I tell Tommy to sit down and shut the hell up, and tell Sy to move it, but it’s too late. Some of the boss’ guys are already surrounding the car and closing the gates. This may be it for us, I tell Sy. Yeah, he says. The guys are all around the car, but they ignore us and go at Tommy. Grab him by the coat, standing on the side rails of the car, ripping the nine iron from his hands. I stand up and reach over the seat. Trying to keep their hands from hitting him too much. I take a few punches, but I’ve had worse. One of the guys has a baseball bat. A big oak Louisville, stained with grease and dirt and God knows what. Watch out, Tommy, I yell, but he never sees it coming. There’s a whack like a bomb went off, and Tommy’s eyes roll up and I see his skull move in a way it ain’t supposed to move. He falls down in the back seat. The boss’s guys back off, slipping away from the car back into their pools of shadow. I jump over my seat and grab Tommy’s head in my hands. It feels all wrong, and he’s moaning and trying to look at me but he can’t even do that. I hold his head and cry, No Tommy, Tommy, no, Tommy no, but it’s over. He’s slipping away right in front of me.
Gun it, I tell Sy. Hit the gates.
…
We don’t have to say a thing after that. Like we always knew this time might come, and never wanted it to, but we would be ready to do our duty if it came. The last time the world needed good men to fight, we were already too old. But this is our fight and we can’t refuse it.
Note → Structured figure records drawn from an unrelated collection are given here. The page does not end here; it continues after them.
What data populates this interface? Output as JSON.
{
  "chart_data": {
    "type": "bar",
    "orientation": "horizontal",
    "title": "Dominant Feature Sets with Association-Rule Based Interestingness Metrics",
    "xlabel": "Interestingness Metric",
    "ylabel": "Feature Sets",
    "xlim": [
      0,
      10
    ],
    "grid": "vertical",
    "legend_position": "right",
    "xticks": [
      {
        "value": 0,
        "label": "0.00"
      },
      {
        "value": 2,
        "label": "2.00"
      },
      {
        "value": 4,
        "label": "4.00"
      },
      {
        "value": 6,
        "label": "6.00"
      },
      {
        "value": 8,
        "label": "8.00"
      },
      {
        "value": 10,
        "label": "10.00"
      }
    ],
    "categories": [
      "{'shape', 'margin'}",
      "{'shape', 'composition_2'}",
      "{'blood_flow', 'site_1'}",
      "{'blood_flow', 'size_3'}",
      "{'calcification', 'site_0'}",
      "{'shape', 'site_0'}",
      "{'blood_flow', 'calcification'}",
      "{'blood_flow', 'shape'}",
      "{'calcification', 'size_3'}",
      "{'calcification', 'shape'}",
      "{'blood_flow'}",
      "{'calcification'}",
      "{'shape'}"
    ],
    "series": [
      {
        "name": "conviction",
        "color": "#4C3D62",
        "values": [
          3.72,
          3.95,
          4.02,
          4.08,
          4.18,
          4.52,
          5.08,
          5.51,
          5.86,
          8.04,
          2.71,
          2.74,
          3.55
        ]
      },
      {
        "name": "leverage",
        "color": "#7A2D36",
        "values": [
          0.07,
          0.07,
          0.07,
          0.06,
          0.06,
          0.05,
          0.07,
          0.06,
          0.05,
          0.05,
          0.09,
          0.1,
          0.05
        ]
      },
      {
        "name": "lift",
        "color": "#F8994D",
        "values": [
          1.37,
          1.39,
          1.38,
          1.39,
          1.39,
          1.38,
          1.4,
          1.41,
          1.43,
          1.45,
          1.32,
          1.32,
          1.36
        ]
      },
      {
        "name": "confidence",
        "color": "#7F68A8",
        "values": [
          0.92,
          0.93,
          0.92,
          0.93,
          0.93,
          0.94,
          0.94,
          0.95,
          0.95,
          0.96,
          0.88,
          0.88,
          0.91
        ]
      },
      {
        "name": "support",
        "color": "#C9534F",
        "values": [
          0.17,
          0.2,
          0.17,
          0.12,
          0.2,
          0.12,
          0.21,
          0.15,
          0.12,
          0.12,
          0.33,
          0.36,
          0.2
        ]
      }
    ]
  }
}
The accountant’s office is dark, like the flower shop it stands on top of. This little office of wood and paper, and smoke lingering under lampshades. Sy and I started it right out of school, and Tommy joined us not too long after. It may be the last time we see it. But it’s no time for sentiment. We have eleven hundred in the shop (I see it like a sign in the window, just like I’ve always seen numbers), and the eight hundred from the boss. It should be enough to get the guns we’ll need.
We go the back way, and we walk. Along the narrow numbered streets, the bushes give us cover, and the trees stretch above us. We march down the street in bright sunlight, like furious angels coming down from heaven through a long hallway of green. The Latins, no friends of the boss, nod as they see us pass. They sense it, what’s coming. They see us from their gardens and their alleyways, and they see the hardware under our coats. They let us go by with the faintest of smiles. The bushes rustle like a standing choir, and the falling flowers sing a soft, fragrant hymn of battle.